For the “local” pool, I’m confused why the WD Black device is listed without -part11 in your pool state. I’ve just re-run through the tutorial referenced above and both my pool devices have the expected -part11 ending. The “local” pool is a bit special, and if you’ve managed to somehow get to your current state there’s probably some edge case that IncusOS needs to properly handle so the old, degraded device is automatically cleaned up.
The failed drive wasn’t the main drive. Back in February, i expanded the pool with the now degraded KINGSTON_SNVS1000G_50026B7685313913 to a raid1. No reinstall needed as the main drive works (the other working Kingston drive)!
I used the linked tutorial back when i installed this host. For the replacement i just ran this single edit command with a completely new WD Black. After that the scrub started and finished successfully as seen in the state.
I could try to reproduce this on a virtual IncusOS tomorrow and write down all my steps i did.
Got it figured out – IncusOS wasn’t properly handling degraded devices that were physically missing, and was instead attempting to extend the existing storage pool instead of replacing the degraded device. I’ve got a fix here: Handle missing degraded storage devices by gibmat · Pull Request #1025 · lxc/incus-os · GitHub . Once that lands in an IncusOS release this particular issue shouldn’t happen again.
To fix up your existing IncusOS system, the easiest way will be to temporarily boot a live Linux environment with ZFS support; you’ll likely need to disable SecureBoot temporarily first, but don’t wipe the SecureBoot keys. Then, you’ll want to remove the second drive from the local zpool by hand. Because the zpool is already a RAID1 mirror, it should be able to tolerate the removal without data loss.

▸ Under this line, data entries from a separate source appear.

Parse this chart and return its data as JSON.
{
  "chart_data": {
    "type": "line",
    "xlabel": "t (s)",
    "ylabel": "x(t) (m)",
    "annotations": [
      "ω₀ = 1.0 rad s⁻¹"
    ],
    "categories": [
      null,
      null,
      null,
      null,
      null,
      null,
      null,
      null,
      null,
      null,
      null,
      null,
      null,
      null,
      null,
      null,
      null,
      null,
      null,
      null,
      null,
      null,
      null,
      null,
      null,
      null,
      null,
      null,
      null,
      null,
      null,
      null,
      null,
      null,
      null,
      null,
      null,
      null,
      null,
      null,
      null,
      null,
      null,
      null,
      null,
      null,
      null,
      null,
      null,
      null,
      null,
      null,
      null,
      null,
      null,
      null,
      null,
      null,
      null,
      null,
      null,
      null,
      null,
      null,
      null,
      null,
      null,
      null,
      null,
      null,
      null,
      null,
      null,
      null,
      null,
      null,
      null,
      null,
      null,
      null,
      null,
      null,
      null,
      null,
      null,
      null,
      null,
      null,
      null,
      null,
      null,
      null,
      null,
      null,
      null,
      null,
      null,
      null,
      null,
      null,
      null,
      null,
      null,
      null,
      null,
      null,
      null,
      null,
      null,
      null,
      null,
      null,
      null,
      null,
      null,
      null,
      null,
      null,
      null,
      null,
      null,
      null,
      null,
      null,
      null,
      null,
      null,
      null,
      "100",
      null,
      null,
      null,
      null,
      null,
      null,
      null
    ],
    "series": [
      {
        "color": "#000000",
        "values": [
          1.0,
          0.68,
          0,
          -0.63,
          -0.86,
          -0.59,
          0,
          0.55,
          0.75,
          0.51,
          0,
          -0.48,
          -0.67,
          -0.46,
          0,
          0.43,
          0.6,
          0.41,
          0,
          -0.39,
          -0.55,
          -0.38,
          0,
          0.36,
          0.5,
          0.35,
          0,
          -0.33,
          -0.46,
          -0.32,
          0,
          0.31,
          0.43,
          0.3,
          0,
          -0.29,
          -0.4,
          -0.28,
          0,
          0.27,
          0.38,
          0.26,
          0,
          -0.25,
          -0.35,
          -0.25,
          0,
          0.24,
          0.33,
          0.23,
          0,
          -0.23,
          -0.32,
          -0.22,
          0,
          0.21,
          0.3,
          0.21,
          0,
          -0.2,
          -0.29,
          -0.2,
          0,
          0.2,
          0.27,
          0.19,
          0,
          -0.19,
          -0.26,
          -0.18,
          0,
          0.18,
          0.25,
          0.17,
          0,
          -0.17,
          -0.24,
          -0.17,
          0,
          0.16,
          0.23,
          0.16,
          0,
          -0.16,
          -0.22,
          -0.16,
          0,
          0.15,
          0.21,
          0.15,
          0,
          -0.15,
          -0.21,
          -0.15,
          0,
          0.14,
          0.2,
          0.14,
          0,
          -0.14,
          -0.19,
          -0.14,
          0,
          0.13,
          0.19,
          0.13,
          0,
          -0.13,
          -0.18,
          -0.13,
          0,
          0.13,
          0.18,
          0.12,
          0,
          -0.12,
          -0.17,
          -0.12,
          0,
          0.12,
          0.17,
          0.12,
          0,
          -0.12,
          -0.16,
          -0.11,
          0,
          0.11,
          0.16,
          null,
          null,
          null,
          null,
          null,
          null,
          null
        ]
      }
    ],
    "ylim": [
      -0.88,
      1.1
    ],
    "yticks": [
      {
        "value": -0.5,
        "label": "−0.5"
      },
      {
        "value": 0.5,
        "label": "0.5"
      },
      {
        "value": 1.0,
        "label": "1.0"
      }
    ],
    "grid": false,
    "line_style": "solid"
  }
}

zpool offline local nvme-WD_BLACK_SN8100_1000GB_25413E800328
zpool detach local nvme-WD_BLACK_SN8100_1000GB_25413E800328
zpool status local
After confirming ZFS isn’t warning about data loss, wipe the replacement drive.
Re-enable SecureBoot and boot back into IncusOS. At this point you should essentially be back at the point of being ready to replace the failed drive with the new one. Wait for an updated IncusOS release to have the fix, apply the update, reboot, and then replace your failed drive. Hopefully it should all work as expected.